In practice, the DIFC Courts have consistently adopted a pro‑enforcement approach, limiting refusals to the narrow grounds. For example, in the 2024 case of Nihan v Nicholas and Niaz, the courts stressed that recognition can be refused only if one of the statutory grounds under Article 44 of the DIFC Arbitration Law are met, to which the DIFC Courts apply a very high threshold.

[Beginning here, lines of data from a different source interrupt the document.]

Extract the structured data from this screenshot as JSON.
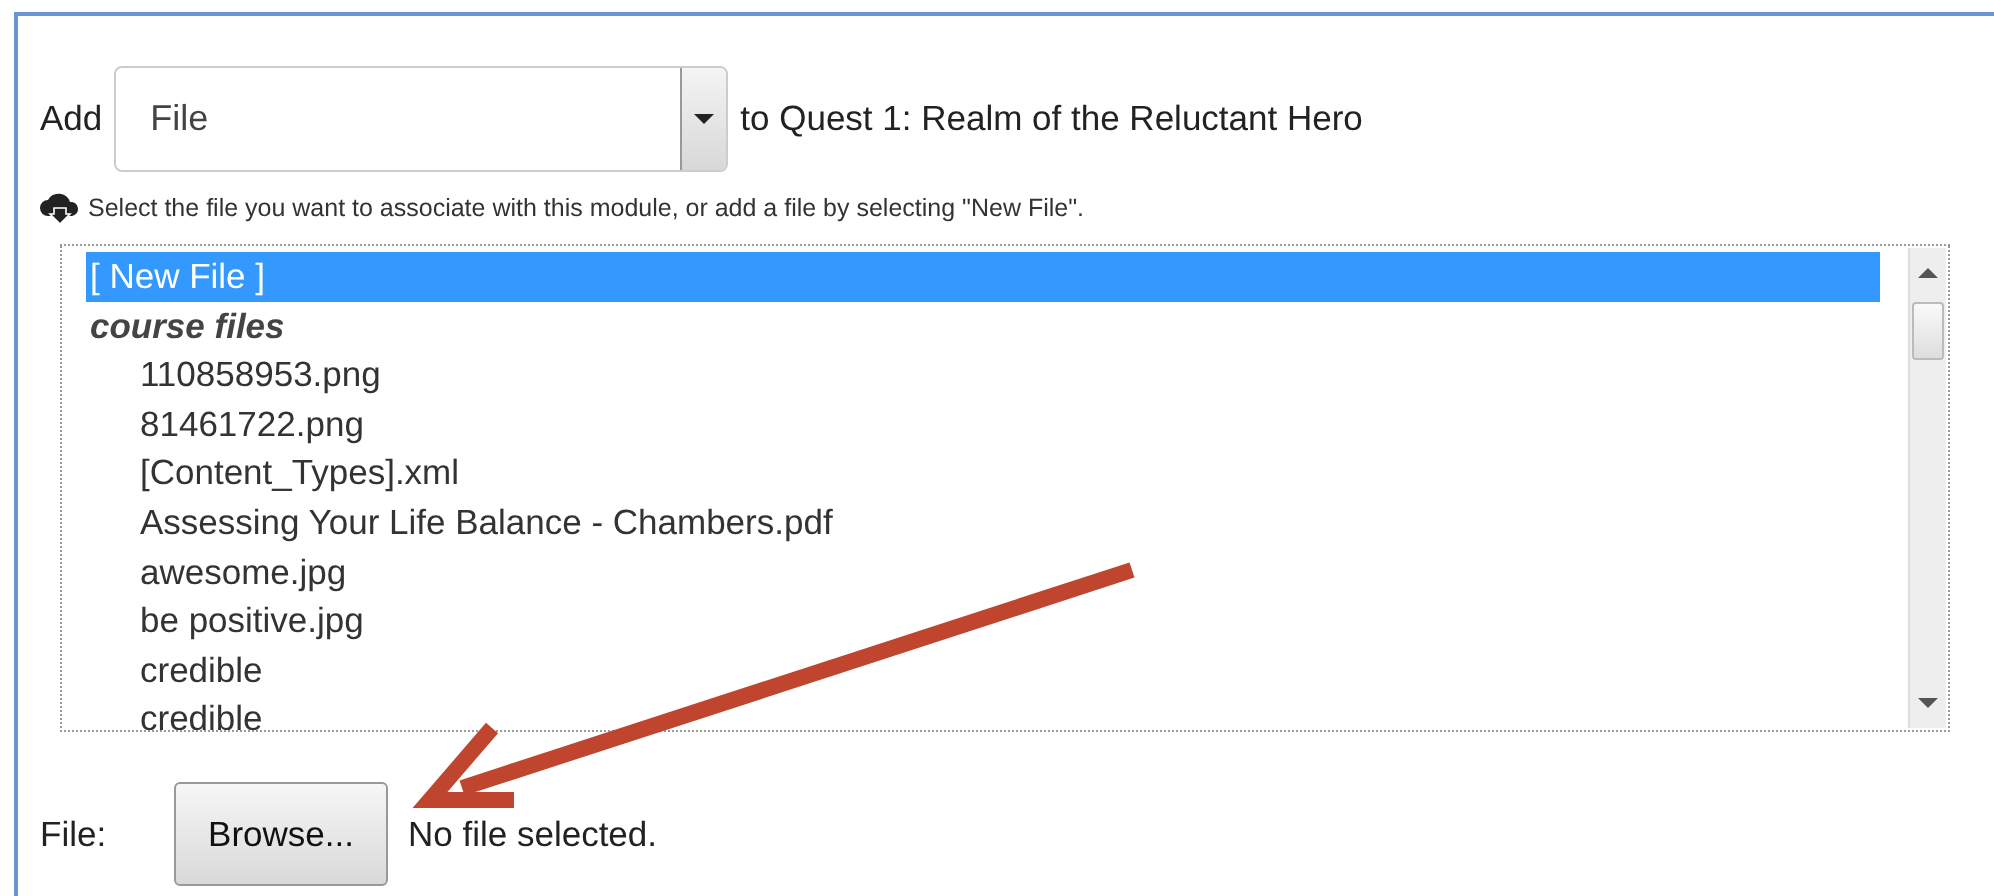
{
  "add_row": {
    "label": "Add",
    "select": {
      "value": "File"
    },
    "target": "to Quest 1: Realm of the Reluctant Hero"
  },
  "hint": "Select the file you want to associate with this module, or add a file by selecting \"New File\".",
  "file_list": {
    "items": [
      {
        "kind": "option",
        "label": "[ New File ]",
        "selected": true
      },
      {
        "kind": "group",
        "label": "course files",
        "children": [
          {
            "label": "110858953.png",
            "selected": false
          },
          {
            "label": "81461722.png",
            "selected": false
          },
          {
            "label": "[Content_Types].xml",
            "selected": false
          },
          {
            "label": "Assessing Your Life Balance - Chambers.pdf",
            "selected": false
          },
          {
            "label": "awesome.jpg",
            "selected": false
          },
          {
            "label": "be positive.jpg",
            "selected": false
          },
          {
            "label": "credible",
            "selected": false
          },
          {
            "label": "credible",
            "selected": false
          }
        ]
      }
    ]
  },
  "file_row": {
    "label": "File:",
    "button": "Browse...",
    "status": "No file selected."
  }
}
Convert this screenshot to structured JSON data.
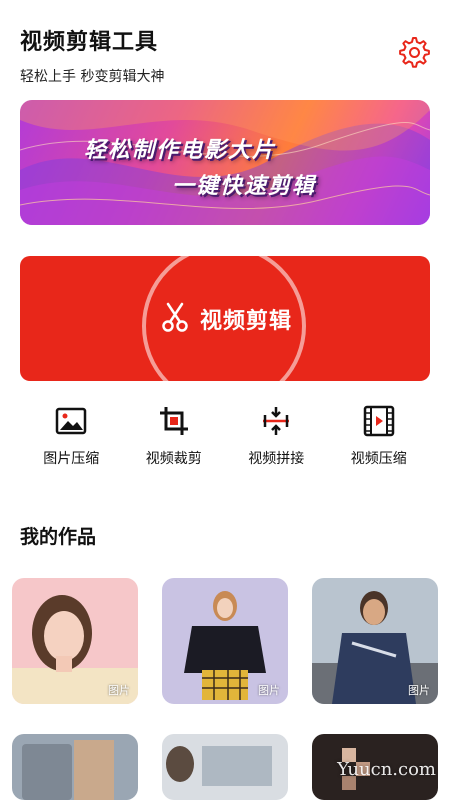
{
  "header": {
    "title": "视频剪辑工具",
    "subtitle": "轻松上手  秒变剪辑大神",
    "settings_icon": "gear-icon"
  },
  "banner": {
    "line1": "轻松制作电影大片",
    "line2": "一键快速剪辑"
  },
  "edit_card": {
    "label": "视频剪辑",
    "icon": "scissors-icon",
    "color": "#e8271a"
  },
  "tools": [
    {
      "label": "图片压缩",
      "icon": "image-icon"
    },
    {
      "label": "视频裁剪",
      "icon": "crop-icon"
    },
    {
      "label": "视频拼接",
      "icon": "merge-icon"
    },
    {
      "label": "视频压缩",
      "icon": "film-icon"
    }
  ],
  "works": {
    "title": "我的作品",
    "items": [
      {
        "tag": "图片"
      },
      {
        "tag": "图片"
      },
      {
        "tag": "图片"
      },
      {
        "tag": ""
      },
      {
        "tag": ""
      },
      {
        "tag": ""
      }
    ]
  },
  "watermark": "Yuucn.com",
  "accent_color": "#e8271a"
}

This - combined with the DIFC’s conduit jurisdiction function - has made the DIFC a preferred forum for enforcing foreign judgments and awards, even where the underlying dispute has no substantive connection to the DIFC itself. Using the DIFC Courts as a conduit, to recognise the award in the DIFC first for onward recognition in the Dubai courts, can help parties circumvent delays and take enforcement steps against assets located onshore efficiently.
The ADGM Courts
The ADGM Courts have developed their own comprehensive regime for enforcing foreign judgments. As with the DIFC, the ADGM Courts have focused on building judicial cooperation domestically and internationally through memoranda of understanding.
In the UAE, the ADGM Courts have MOUs in place with the Abu Dhabi courts, the Ras Al Khaimah courts, and the Dubai courts. These arrangements allow for straightforward and reciprocal enforcement of judgments between the respective systems and significantly reduce procedural friction for judgment creditors.

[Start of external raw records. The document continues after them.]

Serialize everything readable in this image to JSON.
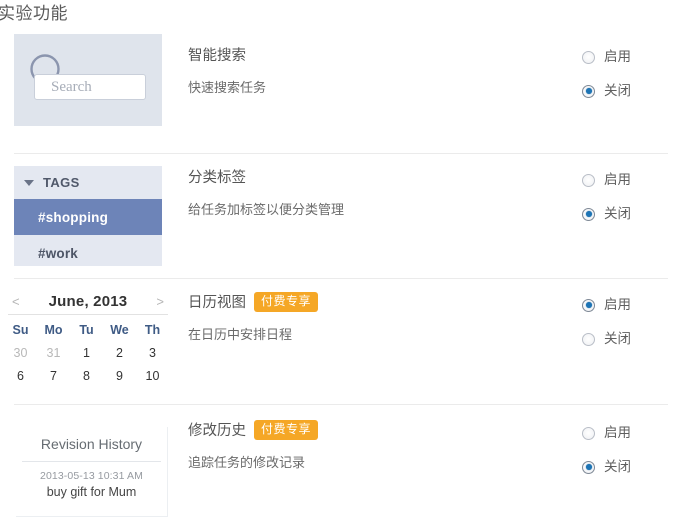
{
  "page": {
    "title": "实验功能"
  },
  "colors": {
    "badge_orange": "#f5a726",
    "radio_selected_blue": "#1d74b5",
    "tag_selected_blue": "#6d84b8",
    "search_panel_bg": "#dfe4ec",
    "tags_panel_bg": "#e4e8f1",
    "separator": "#ebebeb"
  },
  "radio_options": {
    "on_label": "启用",
    "off_label": "关闭"
  },
  "features": [
    {
      "name": "智能搜索",
      "description": "快速搜索任务",
      "badge": "",
      "enabled_label": "启用",
      "disabled_label": "关闭",
      "selected": "关闭",
      "thumbnail": {
        "type": "search-preview",
        "icon": "magnifier-icon",
        "placeholder": "Search"
      }
    },
    {
      "name": "分类标签",
      "description": "给任务加标签以便分类管理",
      "badge": "",
      "enabled_label": "启用",
      "disabled_label": "关闭",
      "selected": "关闭",
      "thumbnail": {
        "type": "tags-preview",
        "header": "TAGS",
        "items": [
          {
            "label": "#shopping",
            "selected": true
          },
          {
            "label": "#work",
            "selected": false
          }
        ]
      }
    },
    {
      "name": "日历视图",
      "description": "在日历中安排日程",
      "badge": "付费专享",
      "enabled_label": "启用",
      "disabled_label": "关闭",
      "selected": "启用",
      "thumbnail": {
        "type": "calendar-preview",
        "month_title": "June, 2013",
        "prev_arrow": "<",
        "next_arrow": ">",
        "day_headers": [
          "Su",
          "Mo",
          "Tu",
          "We",
          "Th"
        ],
        "weeks": [
          [
            {
              "day": "30",
              "muted": true
            },
            {
              "day": "31",
              "muted": true
            },
            {
              "day": "1",
              "muted": false
            },
            {
              "day": "2",
              "muted": false
            },
            {
              "day": "3",
              "muted": false
            }
          ],
          [
            {
              "day": "6",
              "muted": false
            },
            {
              "day": "7",
              "muted": false
            },
            {
              "day": "8",
              "muted": false
            },
            {
              "day": "9",
              "muted": false
            },
            {
              "day": "10",
              "muted": false
            }
          ]
        ]
      }
    },
    {
      "name": "修改历史",
      "description": "追踪任务的修改记录",
      "badge": "付费专享",
      "enabled_label": "启用",
      "disabled_label": "关闭",
      "selected": "关闭",
      "thumbnail": {
        "type": "revision-preview",
        "title": "Revision History",
        "entry_date": "2013-05-13 10:31 AM",
        "entry_text": "buy gift for Mum"
      }
    }
  ]
}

Internationally, the ADGM Courts have entered into MOUs with courts in Hong Kong, New South Wales, Singapore, and England and Wales. These agreements reinforce the ADGM’s positioning as an international enforcement venue and reflect its alignment with common law enforcement standards.
Where no MOU, treaty or agreement exists, the ADGM Courts may still enforce foreign judgments subject to certain conditions. In such cases, the judgment must generally be a money judgment, and the applicant must demonstrate that the judgment originated from a ‘recognised court’, which, in the absence of a treaty, requires a determination of institutional reciprocity by the Chief Justice of the ADGM Courts. This element of reciprocity is a key distinction between the ADGM and DIFC enforcement regimes.
An important exception applies to judgments issued by UAE courts. Where a judgment originates from an onshore UAE court, including the Abu Dhabi courts, the ADGM Courts may enforce not only monetary judgments but also non‑monetary orders. Enforcement between the ADGM and Abu Dhabi courts is reciprocal, streamlined, and largely administrative, reinforcing the UAE’s broader policy of judicial integration.
Enforcement of arbitral awards in the ADGM
As with the DIFC, the ADGM Courts rely on the UAE’s ratification of the New York Convention for the enforcement of arbitral awards. The Convention applies directly pursuant to Article 60 of the ADGM Arbitration Regulations.
The procedural pathway in the ADGM is notably efficient. Under Practice Direction 10(A), an applicant generally needs only to file a copy of the arbitral award together with a witness statement setting out the key particulars of the arbitration. This simplified process has contributed to the ADGM’s growing appeal as a jurisdiction for award enforcement, particularly in complex or cross‑border disputes.
Things to consider
For judgment creditors, enforcing a foreign judgment in the UAE creates meaningful strategic choices.
Selecting the appropriate forum, assessing whether there is a relevant treaty in place, and understanding the differing approaches of the DIFC and ADGM can significantly impact speed, cost and effectiveness of enforcement.
The growing body of case law and cooperative frameworks increasingly positions the UAE, through its financial free zone courts, as a jurisdiction capable of delivering real enforcement support on a global scale.